What are the three pillars of observability?

Metrics (numeric time-series like latency and error rate), logs (timestamped event records), and traces (the path of a request across services). Together they give breadth, detail and causality.

o11y is a numeronym for observability — the letter o, then 11 letters, then y. It's common shorthand in the SRE and platform-engineering community.

What is observability? Metrics, logs, traces & the o11y stack

Q: What is observability?

Observability is the ability to understand a system's internal state from the data it emits — metrics, logs and traces.

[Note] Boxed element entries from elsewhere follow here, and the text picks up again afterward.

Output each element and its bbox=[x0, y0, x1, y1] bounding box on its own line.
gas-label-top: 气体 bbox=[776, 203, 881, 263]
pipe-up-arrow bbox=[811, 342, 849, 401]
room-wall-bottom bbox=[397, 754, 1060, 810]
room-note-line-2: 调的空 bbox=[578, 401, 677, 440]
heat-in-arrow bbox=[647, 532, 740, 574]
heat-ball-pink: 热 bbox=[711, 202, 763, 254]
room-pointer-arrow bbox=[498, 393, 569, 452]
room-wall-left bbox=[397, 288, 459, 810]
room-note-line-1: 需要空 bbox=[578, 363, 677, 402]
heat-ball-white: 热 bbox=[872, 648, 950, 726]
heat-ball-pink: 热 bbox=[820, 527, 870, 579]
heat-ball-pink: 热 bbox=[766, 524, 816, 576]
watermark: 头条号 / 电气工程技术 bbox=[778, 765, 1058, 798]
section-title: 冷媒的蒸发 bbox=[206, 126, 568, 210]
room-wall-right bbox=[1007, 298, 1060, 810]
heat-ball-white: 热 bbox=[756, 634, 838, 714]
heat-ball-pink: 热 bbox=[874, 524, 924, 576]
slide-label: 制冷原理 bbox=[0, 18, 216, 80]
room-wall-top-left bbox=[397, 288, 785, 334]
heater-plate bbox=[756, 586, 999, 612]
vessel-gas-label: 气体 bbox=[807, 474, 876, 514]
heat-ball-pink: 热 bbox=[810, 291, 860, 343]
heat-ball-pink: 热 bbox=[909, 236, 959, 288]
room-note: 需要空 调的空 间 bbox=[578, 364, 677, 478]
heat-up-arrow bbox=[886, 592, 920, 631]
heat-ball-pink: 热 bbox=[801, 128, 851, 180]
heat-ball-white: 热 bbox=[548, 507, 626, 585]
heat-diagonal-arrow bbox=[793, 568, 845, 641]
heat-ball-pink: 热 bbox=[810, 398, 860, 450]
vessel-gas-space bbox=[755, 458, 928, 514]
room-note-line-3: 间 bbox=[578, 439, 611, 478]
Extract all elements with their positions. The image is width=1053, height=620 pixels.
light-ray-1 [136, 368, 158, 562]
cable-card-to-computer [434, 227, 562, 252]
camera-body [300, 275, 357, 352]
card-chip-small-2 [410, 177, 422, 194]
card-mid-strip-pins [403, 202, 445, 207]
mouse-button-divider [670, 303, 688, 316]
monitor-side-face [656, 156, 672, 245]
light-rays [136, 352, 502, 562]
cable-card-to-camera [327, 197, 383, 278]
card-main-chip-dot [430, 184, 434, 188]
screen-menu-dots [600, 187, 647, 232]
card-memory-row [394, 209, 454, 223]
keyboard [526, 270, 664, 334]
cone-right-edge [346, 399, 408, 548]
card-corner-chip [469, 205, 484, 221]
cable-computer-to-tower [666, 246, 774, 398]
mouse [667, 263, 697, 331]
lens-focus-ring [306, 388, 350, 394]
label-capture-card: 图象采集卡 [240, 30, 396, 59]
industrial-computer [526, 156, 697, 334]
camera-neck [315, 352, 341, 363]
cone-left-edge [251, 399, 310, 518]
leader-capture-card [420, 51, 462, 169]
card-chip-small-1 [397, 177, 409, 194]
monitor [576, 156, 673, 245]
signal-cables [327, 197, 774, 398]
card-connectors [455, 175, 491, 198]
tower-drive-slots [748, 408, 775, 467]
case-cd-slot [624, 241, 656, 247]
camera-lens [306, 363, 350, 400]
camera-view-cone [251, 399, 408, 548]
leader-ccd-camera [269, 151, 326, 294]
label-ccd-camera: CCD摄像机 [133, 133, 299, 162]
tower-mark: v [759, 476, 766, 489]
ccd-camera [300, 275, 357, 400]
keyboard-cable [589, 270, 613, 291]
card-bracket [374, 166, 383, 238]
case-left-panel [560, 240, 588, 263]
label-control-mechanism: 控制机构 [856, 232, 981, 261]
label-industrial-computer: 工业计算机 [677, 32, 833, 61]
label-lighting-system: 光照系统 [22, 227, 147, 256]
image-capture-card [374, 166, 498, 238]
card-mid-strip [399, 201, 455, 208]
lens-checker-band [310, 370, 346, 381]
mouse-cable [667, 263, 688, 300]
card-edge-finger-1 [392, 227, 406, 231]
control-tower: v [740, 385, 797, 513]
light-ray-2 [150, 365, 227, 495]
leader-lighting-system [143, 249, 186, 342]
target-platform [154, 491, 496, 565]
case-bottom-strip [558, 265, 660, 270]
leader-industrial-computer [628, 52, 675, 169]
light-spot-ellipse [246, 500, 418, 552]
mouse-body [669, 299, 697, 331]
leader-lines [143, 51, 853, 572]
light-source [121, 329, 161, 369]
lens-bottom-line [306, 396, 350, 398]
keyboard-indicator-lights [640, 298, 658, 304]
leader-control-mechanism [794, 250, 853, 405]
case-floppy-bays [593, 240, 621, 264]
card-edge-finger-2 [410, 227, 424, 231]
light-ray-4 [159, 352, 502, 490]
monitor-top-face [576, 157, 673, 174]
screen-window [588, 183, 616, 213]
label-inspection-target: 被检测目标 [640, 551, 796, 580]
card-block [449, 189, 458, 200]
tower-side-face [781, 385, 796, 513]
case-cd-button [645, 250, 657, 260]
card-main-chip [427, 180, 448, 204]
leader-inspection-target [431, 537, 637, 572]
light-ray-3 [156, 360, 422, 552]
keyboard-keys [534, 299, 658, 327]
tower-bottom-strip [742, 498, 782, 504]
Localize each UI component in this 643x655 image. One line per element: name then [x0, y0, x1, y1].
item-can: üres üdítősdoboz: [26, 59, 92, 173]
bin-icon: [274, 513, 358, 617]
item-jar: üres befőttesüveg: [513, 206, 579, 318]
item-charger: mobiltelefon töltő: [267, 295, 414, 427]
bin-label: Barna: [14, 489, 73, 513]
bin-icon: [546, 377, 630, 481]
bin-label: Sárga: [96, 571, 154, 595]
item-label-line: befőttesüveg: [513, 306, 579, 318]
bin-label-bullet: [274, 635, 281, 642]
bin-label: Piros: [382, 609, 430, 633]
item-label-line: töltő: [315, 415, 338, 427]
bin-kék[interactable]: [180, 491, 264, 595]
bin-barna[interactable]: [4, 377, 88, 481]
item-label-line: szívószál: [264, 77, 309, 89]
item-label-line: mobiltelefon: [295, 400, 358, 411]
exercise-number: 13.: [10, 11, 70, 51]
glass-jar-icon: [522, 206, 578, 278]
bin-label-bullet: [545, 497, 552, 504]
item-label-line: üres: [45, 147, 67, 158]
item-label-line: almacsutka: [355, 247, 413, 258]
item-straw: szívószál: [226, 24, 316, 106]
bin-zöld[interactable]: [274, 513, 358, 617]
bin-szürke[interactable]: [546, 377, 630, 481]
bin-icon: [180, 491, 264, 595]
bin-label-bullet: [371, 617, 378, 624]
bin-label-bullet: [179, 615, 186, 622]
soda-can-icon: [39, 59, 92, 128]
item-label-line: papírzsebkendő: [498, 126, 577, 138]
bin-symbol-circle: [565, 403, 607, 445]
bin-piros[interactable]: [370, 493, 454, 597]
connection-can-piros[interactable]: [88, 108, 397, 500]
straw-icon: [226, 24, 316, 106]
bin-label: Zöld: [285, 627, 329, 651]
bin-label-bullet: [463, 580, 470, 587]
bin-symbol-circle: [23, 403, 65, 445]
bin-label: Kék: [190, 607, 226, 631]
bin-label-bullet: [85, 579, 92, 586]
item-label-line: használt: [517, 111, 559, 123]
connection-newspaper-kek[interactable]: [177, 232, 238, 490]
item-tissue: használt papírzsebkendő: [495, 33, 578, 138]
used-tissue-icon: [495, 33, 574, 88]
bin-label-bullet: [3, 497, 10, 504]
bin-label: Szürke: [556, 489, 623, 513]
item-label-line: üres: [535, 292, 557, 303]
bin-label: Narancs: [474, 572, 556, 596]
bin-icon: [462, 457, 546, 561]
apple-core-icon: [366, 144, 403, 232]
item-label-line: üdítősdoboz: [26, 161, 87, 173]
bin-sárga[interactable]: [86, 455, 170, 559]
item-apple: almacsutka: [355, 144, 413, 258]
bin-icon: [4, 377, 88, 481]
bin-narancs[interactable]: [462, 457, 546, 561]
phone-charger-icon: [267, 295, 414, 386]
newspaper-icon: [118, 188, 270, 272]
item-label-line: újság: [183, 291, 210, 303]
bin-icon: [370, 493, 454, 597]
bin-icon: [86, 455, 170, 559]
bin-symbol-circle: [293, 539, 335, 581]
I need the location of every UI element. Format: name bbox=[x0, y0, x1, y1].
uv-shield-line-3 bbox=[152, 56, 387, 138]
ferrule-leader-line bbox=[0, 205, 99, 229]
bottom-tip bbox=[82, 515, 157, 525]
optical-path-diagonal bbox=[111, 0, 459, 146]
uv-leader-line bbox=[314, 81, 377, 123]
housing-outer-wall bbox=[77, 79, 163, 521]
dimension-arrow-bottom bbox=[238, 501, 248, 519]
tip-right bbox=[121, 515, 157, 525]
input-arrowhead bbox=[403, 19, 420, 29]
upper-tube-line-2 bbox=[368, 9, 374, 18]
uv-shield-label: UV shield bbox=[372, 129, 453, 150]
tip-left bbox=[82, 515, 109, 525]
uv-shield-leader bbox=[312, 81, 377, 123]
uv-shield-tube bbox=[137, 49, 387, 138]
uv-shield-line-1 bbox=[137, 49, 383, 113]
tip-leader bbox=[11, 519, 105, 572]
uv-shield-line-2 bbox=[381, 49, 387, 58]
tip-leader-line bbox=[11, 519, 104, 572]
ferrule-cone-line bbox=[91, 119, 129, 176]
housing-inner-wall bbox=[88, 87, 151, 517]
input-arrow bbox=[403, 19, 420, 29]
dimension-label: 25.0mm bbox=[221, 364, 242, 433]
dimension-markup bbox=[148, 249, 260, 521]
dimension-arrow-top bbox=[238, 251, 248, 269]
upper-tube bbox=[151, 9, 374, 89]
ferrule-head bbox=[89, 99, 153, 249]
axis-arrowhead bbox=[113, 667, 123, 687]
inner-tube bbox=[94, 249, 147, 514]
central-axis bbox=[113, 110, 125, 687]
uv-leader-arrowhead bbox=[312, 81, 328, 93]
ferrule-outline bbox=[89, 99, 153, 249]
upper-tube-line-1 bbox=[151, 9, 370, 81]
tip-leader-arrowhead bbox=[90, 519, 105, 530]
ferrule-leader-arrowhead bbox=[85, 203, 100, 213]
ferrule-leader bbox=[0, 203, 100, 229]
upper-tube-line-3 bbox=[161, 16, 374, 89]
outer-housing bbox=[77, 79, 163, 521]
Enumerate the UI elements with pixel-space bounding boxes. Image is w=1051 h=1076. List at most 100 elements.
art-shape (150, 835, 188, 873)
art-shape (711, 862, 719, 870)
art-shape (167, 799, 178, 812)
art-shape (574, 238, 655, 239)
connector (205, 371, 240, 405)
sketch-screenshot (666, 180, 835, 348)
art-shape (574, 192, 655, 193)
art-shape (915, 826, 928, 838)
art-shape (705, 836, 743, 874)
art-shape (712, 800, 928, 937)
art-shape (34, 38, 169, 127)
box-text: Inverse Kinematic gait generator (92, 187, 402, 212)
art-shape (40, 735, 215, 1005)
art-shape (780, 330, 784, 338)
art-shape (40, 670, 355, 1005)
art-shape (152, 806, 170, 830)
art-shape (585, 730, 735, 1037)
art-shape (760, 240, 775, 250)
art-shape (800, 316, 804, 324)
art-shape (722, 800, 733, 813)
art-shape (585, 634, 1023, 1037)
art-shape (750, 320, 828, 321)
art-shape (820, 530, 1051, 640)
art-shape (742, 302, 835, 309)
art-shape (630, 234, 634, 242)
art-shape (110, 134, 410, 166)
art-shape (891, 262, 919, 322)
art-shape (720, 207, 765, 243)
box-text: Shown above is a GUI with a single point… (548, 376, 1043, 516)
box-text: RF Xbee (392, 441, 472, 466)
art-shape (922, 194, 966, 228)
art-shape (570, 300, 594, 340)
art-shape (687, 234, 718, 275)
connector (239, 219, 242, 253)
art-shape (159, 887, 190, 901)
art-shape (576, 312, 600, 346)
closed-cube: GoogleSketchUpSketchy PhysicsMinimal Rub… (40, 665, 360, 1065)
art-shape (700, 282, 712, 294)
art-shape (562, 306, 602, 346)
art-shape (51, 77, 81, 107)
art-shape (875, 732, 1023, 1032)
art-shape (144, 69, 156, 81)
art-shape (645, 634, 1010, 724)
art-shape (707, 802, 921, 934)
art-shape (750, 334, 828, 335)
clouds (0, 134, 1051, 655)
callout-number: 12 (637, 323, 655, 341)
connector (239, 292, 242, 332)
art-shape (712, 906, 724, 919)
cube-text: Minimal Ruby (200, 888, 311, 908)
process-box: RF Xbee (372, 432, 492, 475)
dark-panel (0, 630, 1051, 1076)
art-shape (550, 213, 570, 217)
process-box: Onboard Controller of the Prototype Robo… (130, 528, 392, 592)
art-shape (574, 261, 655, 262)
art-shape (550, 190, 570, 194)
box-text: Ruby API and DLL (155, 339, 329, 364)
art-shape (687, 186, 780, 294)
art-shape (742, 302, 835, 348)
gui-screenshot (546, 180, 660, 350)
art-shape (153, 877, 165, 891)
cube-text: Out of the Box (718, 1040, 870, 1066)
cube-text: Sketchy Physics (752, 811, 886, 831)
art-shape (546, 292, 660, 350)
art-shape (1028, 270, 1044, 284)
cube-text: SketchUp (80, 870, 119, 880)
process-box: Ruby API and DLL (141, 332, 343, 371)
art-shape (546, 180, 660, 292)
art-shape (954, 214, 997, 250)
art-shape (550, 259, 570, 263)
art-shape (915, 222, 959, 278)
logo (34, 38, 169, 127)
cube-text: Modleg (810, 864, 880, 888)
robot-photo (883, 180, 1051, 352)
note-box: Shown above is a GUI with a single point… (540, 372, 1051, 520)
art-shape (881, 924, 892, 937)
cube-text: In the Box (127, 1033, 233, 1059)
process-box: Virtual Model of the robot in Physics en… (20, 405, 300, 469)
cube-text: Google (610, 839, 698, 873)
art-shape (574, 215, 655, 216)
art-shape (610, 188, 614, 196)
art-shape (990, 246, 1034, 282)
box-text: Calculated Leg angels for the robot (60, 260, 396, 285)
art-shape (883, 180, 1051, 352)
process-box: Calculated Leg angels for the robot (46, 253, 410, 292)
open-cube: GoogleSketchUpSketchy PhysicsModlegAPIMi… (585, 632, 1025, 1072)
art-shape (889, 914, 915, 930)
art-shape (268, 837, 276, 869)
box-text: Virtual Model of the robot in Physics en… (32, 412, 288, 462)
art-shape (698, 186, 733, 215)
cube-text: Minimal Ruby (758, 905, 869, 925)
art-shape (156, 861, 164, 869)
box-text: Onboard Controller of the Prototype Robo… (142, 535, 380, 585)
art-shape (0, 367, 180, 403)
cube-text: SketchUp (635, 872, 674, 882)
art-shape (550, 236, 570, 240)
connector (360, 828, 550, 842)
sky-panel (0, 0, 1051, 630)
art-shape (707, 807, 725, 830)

Unlike traditional monitoring, which checks known failure modes, observability lets engineers ask new questions of a running system and debug problems they didn't predict.

Observability vs. monitoring

Traditional monitoring answers questions you already knew to ask — "is CPU over 90%?", "is the site up?". Observability goes further: it lets you ask new questions of a live system and debug failures nobody predicted, without shipping new code to investigate. Monitoring tells you that something broke; observability helps you understand why.

The three pillars: metrics, logs & traces

Metrics — numeric time-series (latency, error rate, throughput, saturation). Cheap to store, great for dashboards and alerting.
Logs — timestamped records of discrete events. The detail you reach for once a metric tells you something is wrong.
Traces — the journey of a single request as it hops across services, so you can see where time and errors accumulate.

Increasingly these are joined by profiling (down to the line of code) and events, all correlated together.

The modern observability stack

The open ecosystem most teams build on:

OpenTelemetry (OTel) — the vendor-neutral standard for generating and exporting telemetry. The connective tissue of the whole stack.
Prometheus — the de-facto metrics database and query language (PromQL).
Grafana — visualisation and dashboards (plus Loki for logs, Tempo for traces).
ClickHouse — the columnar store increasingly powering high-volume telemetry backends.
eBPF — kernel-level instrumentation with near-zero overhead.

Who works on observability?

It's the daily work of Site Reliability Engineers (SRE) and platform engineers, and a core skill for backend and infrastructure teams. They own SLOs, instrumentation, incident response and the telemetry pipeline — keeping systems fast, reliable and debuggable as they scale.